Topics not addressed

  • Low-level synchronization (locks, flush)
  • OpenMP 4.x constructs for accelerator interaction
  • A variety of more specialized clauses

See http://www.openmp.org/

SPH

Your next project!

Smoothed Particle Hydrodynamics

  • Particle-based method for fluid simulation
    • Representative of other particle-based methods
    • More visually interesting than MD with Lennard-Jones?
  • Particle \(i\) (a fluid blob) evolves as \[ m \mathbf{a}_i = \sum_{|\mathbf{x}_j-\mathbf{x}_i| \leq h} \mathbf{f}_{ij} \] where force law satisfies \(\mathbf{f}_{ij} = -\mathbf{f}_{ji}\).
  • Chief performance challenge: fast force evaluation!

Task 1: Binning / spatial hashing

  • Partition space into bins of size \(\geq h\) (interaction radius)
  • Only check interactions in nearby bins
  • Tradeoff between bin size, number of interaction checks

Task 1: Binning / spatial hashing

Task 1: Binning / spatial hashing

  • Keep particles in an array as usual
  • Also keep array of head pointers for bins
  • Thread linked list structures for bin contents

Task 1: Binning / spatial hashing

struct particle_t {
    float rho;        // Density
    float x[3];       // Position
    float v[3];       // Velocity (full step)
    float vh[3];      // Velocity (half step)
    float a[3];       // Accelerations
    particle_t* next; // Link for hashing
};

struct sim_state_t {
    float mass;                     // Particle mass
    std::vector<particle_t> part;   // Particles
    std::vector<particle_t*> hash;  // Hash table
};

Task 1: Binning / spatial hashing

  • Typical situation: lots of empty bins
  • Empty boxes take space!
  • Alternative: spatial hashing
    • Map multiple bins to one storage location
    • Avoid collisions (several bins map to same place)
  • Idea: figure out potential neighbors good for a few steps?

Ordering

  • Bins naturally identified with two or three indices
  • Want to map to a single index
    • To serve as a hash key
    • For ordering computations

Ordering

  • Row/column major: mediocre locality
  • Better: Z-Morton ordering
    • Interleave bits of \((x,y,z)\) indices
    • Efficient construction a little fidly
    • Basic picture is simple!

Z Morton ordering

Equivalent to height-balanced quadtree/octtree

Task 2: Profiling

Computation involves several different steps:

  • Finding nearest neighbors
  • Computing local densities
  • Computing local pressure / viscous forces
  • Time stepping
  • I/O

How much does each cost? Scaling?

Profiling

  • Want to act based on timing data
    • Manual instrumentation?
    • Profilers?
  • Fix what takes most time first
  • Consider both algorithm improvements and tuning

Task 3: Parallelization

How do we decompose the problem?

  • Processors own regions of space?
  • Processors own fixed set of particles?
  • Processors own sets of force interactions?
  • Hybrid recommended!

Task 3: Parallelization

How do we synchronize force computation?

  • Compute \(\mathbf{f}_{ij}\) and \(\mathbf{f}_{ji}\) simultaneously in reference code
  • Could keep multiple updates per processor and reduce?
  • Use multi-color techniques?
  • Interacts with problem decomposition!

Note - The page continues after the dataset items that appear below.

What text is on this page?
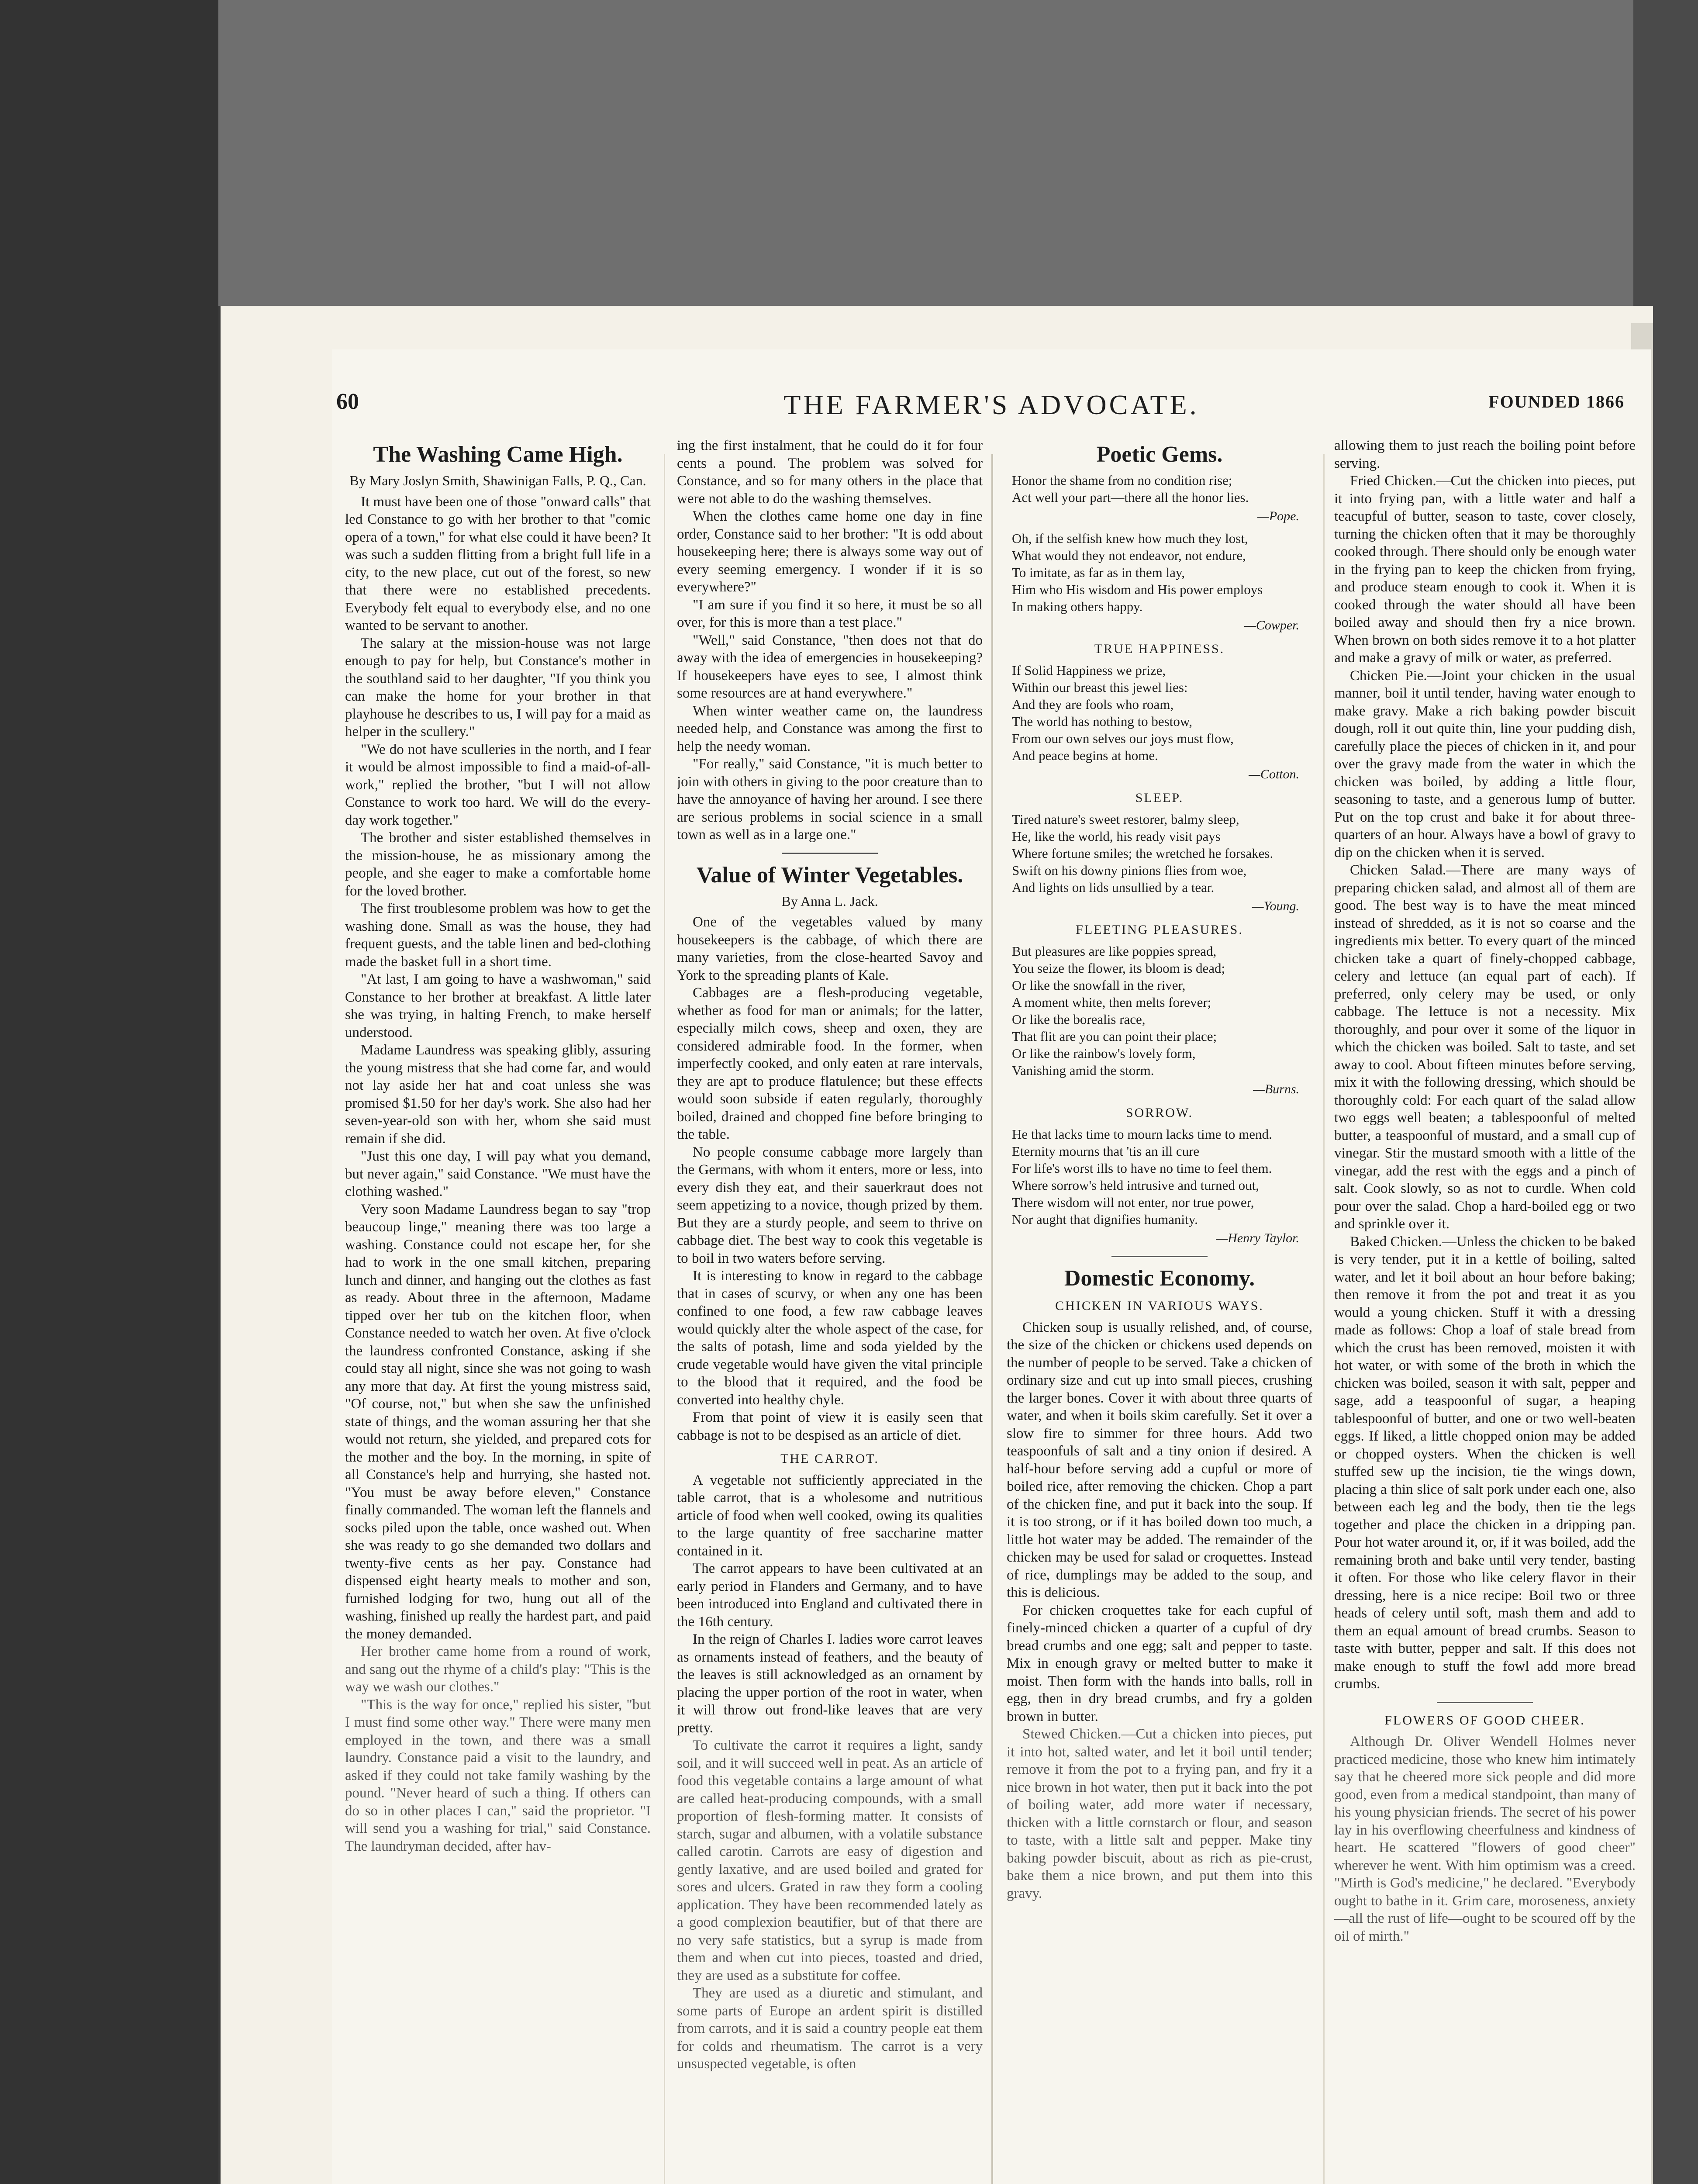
THE FARMER'S ADVOCATE.
60	FOUNDED 1866
The Washing Came High.
By Mary Joslyn Smith, Shawinigan Falls, P. Q., Can.

It must have been one of those "onward calls" that led Constance to go with her brother to that "comic opera of a town," for what else could it have been? It was such a sudden flitting from a bright full life in a city, to the new place, cut out of the forest, so new that there were no established precedents. Everybody felt equal to everybody else, and no one wanted to be servant to another.

The salary at the mission-house was not large enough to pay for help, but Constance's mother in the southland said to her daughter, "If you think you can make the home for your brother in that playhouse he describes to us, I will pay for a maid as helper in the scullery."

"We do not have sculleries in the north, and I fear it would be almost impossible to find a maid-of-all-work," replied the brother, "but I will not allow Constance to work too hard. We will do the every-day work together."

The brother and sister established themselves in the mission-house, he as missionary among the people, and she eager to make a comfortable home for the loved brother.

The first troublesome problem was how to get the washing done. Small as was the house, they had frequent guests, and the table linen and bed-clothing made the basket full in a short time.

"At last, I am going to have a washwoman," said Constance to her brother at breakfast. A little later she was trying, in halting French, to make herself understood.

Madame Laundress was speaking glibly, assuring the young mistress that she had come far, and would not lay aside her hat and coat unless she was promised $1.50 for her day's work. She also had her seven-year-old son with her, whom she said must remain if she did.

"Just this one day, I will pay what you demand, but never again," said Constance. "We must have the clothing washed."

Very soon Madame Laundress began to say "trop beaucoup linge," meaning there was too large a washing. Constance could not escape her, for she had to work in the one small kitchen, preparing lunch and dinner, and hanging out the clothes as fast as ready. About three in the afternoon, Madame tipped over her tub on the kitchen floor, when Constance needed to watch her oven. At five o'clock the laundress confronted Constance, asking if she could stay all night, since she was not going to wash any more that day. At first the young mistress said, "Of course, not," but when she saw the unfinished state of things, and the woman assuring her that she would not return, she yielded, and prepared cots for the mother and the boy. In the morning, in spite of all Constance's help and hurrying, she hasted not. "You must be away before eleven," Constance finally commanded. The woman left the flannels and socks piled upon the table, once washed out. When she was ready to go she demanded two dollars and twenty-five cents as her pay. Constance had dispensed eight hearty meals to mother and son, furnished lodging for two, hung out all of the washing, finished up really the hardest part, and paid the money demanded.

Her brother came home from a round of work, and sang out the rhyme of a child's play: "This is the way we wash our clothes."

"This is the way for once," replied his sister, "but I must find some other way." There were many men employed in the town, and there was a small laundry. Constance paid a visit to the laundry, and asked if they could not take family washing by the pound. "Never heard of such a thing. If others can do so in other places I can," said the proprietor. "I will send you a washing for trial," said Constance. The laundryman decided, after hav-

ing the first instalment, that he could do it for four cents a pound. The problem was solved for Constance, and so for many others in the place that were not able to do the washing themselves.

When the clothes came home one day in fine order, Constance said to her brother: "It is odd about housekeeping here; there is always some way out of every seeming emergency. I wonder if it is so everywhere?"

"I am sure if you find it so here, it must be so all over, for this is more than a test place."

"Well," said Constance, "then does not that do away with the idea of emergencies in housekeeping? If housekeepers have eyes to see, I almost think some resources are at hand everywhere."

When winter weather came on, the laundress needed help, and Constance was among the first to help the needy woman.

"For really," said Constance, "it is much better to join with others in giving to the poor creature than to have the annoyance of having her around. I see there are serious problems in social science in a small town as well as in a large one."

Value of Winter Vegetables.
By Anna L. Jack.

One of the vegetables valued by many housekeepers is the cabbage, of which there are many varieties, from the close-hearted Savoy and York to the spreading plants of Kale.

Cabbages are a flesh-producing vegetable, whether as food for man or animals; for the latter, especially milch cows, sheep and oxen, they are considered admirable food. In the former, when imperfectly cooked, and only eaten at rare intervals, they are apt to produce flatulence; but these effects would soon subside if eaten regularly, thoroughly boiled, drained and chopped fine before bringing to the table.

No people consume cabbage more largely than the Germans, with whom it enters, more or less, into every dish they eat, and their sauerkraut does not seem appetizing to a novice, though prized by them. But they are a sturdy people, and seem to thrive on cabbage diet. The best way to cook this vegetable is to boil in two waters before serving.

It is interesting to know in regard to the cabbage that in cases of scurvy, or when any one has been confined to one food, a few raw cabbage leaves would quickly alter the whole aspect of the case, for the salts of potash, lime and soda yielded by the crude vegetable would have given the vital principle to the blood that it required, and the food be converted into healthy chyle.

From that point of view it is easily seen that cabbage is not to be despised as an article of diet.

THE CARROT.

A vegetable not sufficiently appreciated in the table carrot, that is a wholesome and nutritious article of food when well cooked, owing its qualities to the large quantity of free saccharine matter contained in it.

The carrot appears to have been cultivated at an early period in Flanders and Germany, and to have been introduced into England and cultivated there in the 16th century.

In the reign of Charles I. ladies wore carrot leaves as ornaments instead of feathers, and the beauty of the leaves is still acknowledged as an ornament by placing the upper portion of the root in water, when it will throw out frond-like leaves that are very pretty.

To cultivate the carrot it requires a light, sandy soil, and it will succeed well in peat. As an article of food this vegetable contains a large amount of what are called heat-producing compounds, with a small proportion of flesh-forming matter. It consists of starch, sugar and albumen, with a volatile substance called carotin. Carrots are easy of digestion and gently laxative, and are used boiled and grated for sores and ulcers. Grated in raw they form a cooling application. They have been recommended lately as a good complexion beautifier, but of that there are no very safe statistics, but a syrup is made from them and when cut into pieces, toasted and dried, they are used as a substitute for coffee.

They are used as a diuretic and stimulant, and some parts of Europe an ardent spirit is distilled from carrots, and it is said a country people eat them for colds and rheumatism. The carrot is a very unsuspected vegetable, is often

Poetic Gems.

Honor the shame from no condition rise;
Act well your part—there all the honor lies.

—Pope.

Oh, if the selfish knew how much they lost,
What would they not endeavor, not endure,
To imitate, as far as in them lay,
Him who His wisdom and His power employs
In making others happy.

—Cowper.
TRUE HAPPINESS.

If Solid Happiness we prize,
Within our breast this jewel lies:
And they are fools who roam,
The world has nothing to bestow,
From our own selves our joys must flow,
And peace begins at home.

—Cotton.
SLEEP.

Tired nature's sweet restorer, balmy sleep,
He, like the world, his ready visit pays
Where fortune smiles; the wretched he forsakes.
Swift on his downy pinions flies from woe,
And lights on lids unsullied by a tear.

—Young.
FLEETING PLEASURES.

But pleasures are like poppies spread,
You seize the flower, its bloom is dead;
Or like the snowfall in the river,
A moment white, then melts forever;
Or like the borealis race,
That flit are you can point their place;
Or like the rainbow's lovely form,
Vanishing amid the storm.

—Burns.
SORROW.

He that lacks time to mourn lacks time to mend.
Eternity mourns that 'tis an ill cure
For life's worst ills to have no time to feel them.
Where sorrow's held intrusive and turned out,
There wisdom will not enter, nor true power,
Nor aught that dignifies humanity.

—Henry Taylor.
Domestic Economy.
CHICKEN IN VARIOUS WAYS.

Chicken soup is usually relished, and, of course, the size of the chicken or chickens used depends on the number of people to be served. Take a chicken of ordinary size and cut up into small pieces, crushing the larger bones. Cover it with about three quarts of water, and when it boils skim carefully. Set it over a slow fire to simmer for three hours. Add two teaspoonfuls of salt and a tiny onion if desired. A half-hour before serving add a cupful or more of boiled rice, after removing the chicken. Chop a part of the chicken fine, and put it back into the soup. If it is too strong, or if it has boiled down too much, a little hot water may be added. The remainder of the chicken may be used for salad or croquettes. Instead of rice, dumplings may be added to the soup, and this is delicious.

For chicken croquettes take for each cupful of finely-minced chicken a quarter of a cupful of dry bread crumbs and one egg; salt and pepper to taste. Mix in enough gravy or melted butter to make it moist. Then form with the hands into balls, roll in egg, then in dry bread crumbs, and fry a golden brown in butter.

Stewed Chicken.—Cut a chicken into pieces, put it into hot, salted water, and let it boil until tender; remove it from the pot to a frying pan, and fry it a nice brown in hot water, then put it back into the pot of boiling water, add more water if necessary, thicken with a little cornstarch or flour, and season to taste, with a little salt and pepper. Make tiny baking powder biscuit, about as rich as pie-crust, bake them a nice brown, and put them into this gravy.

allowing them to just reach the boiling point before serving.

Fried Chicken.—Cut the chicken into pieces, put it into frying pan, with a little water and half a teacupful of butter, season to taste, cover closely, turning the chicken often that it may be thoroughly cooked through. There should only be enough water in the frying pan to keep the chicken from frying, and produce steam enough to cook it. When it is cooked through the water should all have been boiled away and should then fry a nice brown. When brown on both sides remove it to a hot platter and make a gravy of milk or water, as preferred.

Chicken Pie.—Joint your chicken in the usual manner, boil it until tender, having water enough to make gravy. Make a rich baking powder biscuit dough, roll it out quite thin, line your pudding dish, carefully place the pieces of chicken in it, and pour over the gravy made from the water in which the chicken was boiled, by adding a little flour, seasoning to taste, and a generous lump of butter. Put on the top crust and bake it for about three-quarters of an hour. Always have a bowl of gravy to dip on the chicken when it is served.

Chicken Salad.—There are many ways of preparing chicken salad, and almost all of them are good. The best way is to have the meat minced instead of shredded, as it is not so coarse and the ingredients mix better. To every quart of the minced chicken take a quart of finely-chopped cabbage, celery and lettuce (an equal part of each). If preferred, only celery may be used, or only cabbage. The lettuce is not a necessity. Mix thoroughly, and pour over it some of the liquor in which the chicken was boiled. Salt to taste, and set away to cool. About fifteen minutes before serving, mix it with the following dressing, which should be thoroughly cold: For each quart of the salad allow two eggs well beaten; a tablespoonful of melted butter, a teaspoonful of mustard, and a small cup of vinegar. Stir the mustard smooth with a little of the vinegar, add the rest with the eggs and a pinch of salt. Cook slowly, so as not to curdle. When cold pour over the salad. Chop a hard-boiled egg or two and sprinkle over it.

Baked Chicken.—Unless the chicken to be baked is very tender, put it in a kettle of boiling, salted water, and let it boil about an hour before baking; then remove it from the pot and treat it as you would a young chicken. Stuff it with a dressing made as follows: Chop a loaf of stale bread from which the crust has been removed, moisten it with hot water, or with some of the broth in which the chicken was boiled, season it with salt, pepper and sage, add a teaspoonful of sugar, a heaping tablespoonful of butter, and one or two well-beaten eggs. If liked, a little chopped onion may be added or chopped oysters. When the chicken is well stuffed sew up the incision, tie the wings down, placing a thin slice of salt pork under each one, also between each leg and the body, then tie the legs together and place the chicken in a dripping pan. Pour hot water around it, or, if it was boiled, add the remaining broth and bake until very tender, basting it often. For those who like celery flavor in their dressing, here is a nice recipe: Boil two or three heads of celery until soft, mash them and add to them an equal amount of bread crumbs. Season to taste with butter, pepper and salt. If this does not make enough to stuff the fowl add more bread crumbs.

FLOWERS OF GOOD CHEER.

Although Dr. Oliver Wendell Holmes never practiced medicine, those who knew him intimately say that he cheered more sick people and did more good, even from a medical standpoint, than many of his young physician friends. The secret of his power lay in his overflowing cheerfulness and kindness of heart. He scattered "flowers of good cheer" wherever he went. With him optimism was a creed. "Mirth is God's medicine," he declared. "Everybody ought to bathe in it. Grim care, moroseness, anxiety—all the rust of life—ought to be scoured off by the oil of mirth."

Example: Multi-color ordering

No blue cell neighbors another blue.

Things to think about

  • How do we make sure we don’t break the code?
  • How fast is the parallel code for \(p=1\)?
  • Are there load balance issues?
  • Do we synchronize often?
  • Do we get good strong scaling? weak scaling?

Task 4: Play

  • How fast can we make the serial code?
  • How should we improve initialization?
  • Could we time step smarter?
  • What about surface tension?
  • What about better BCs?
  • Swishing, pouring, etc?
  • Improvements for incompressible flow?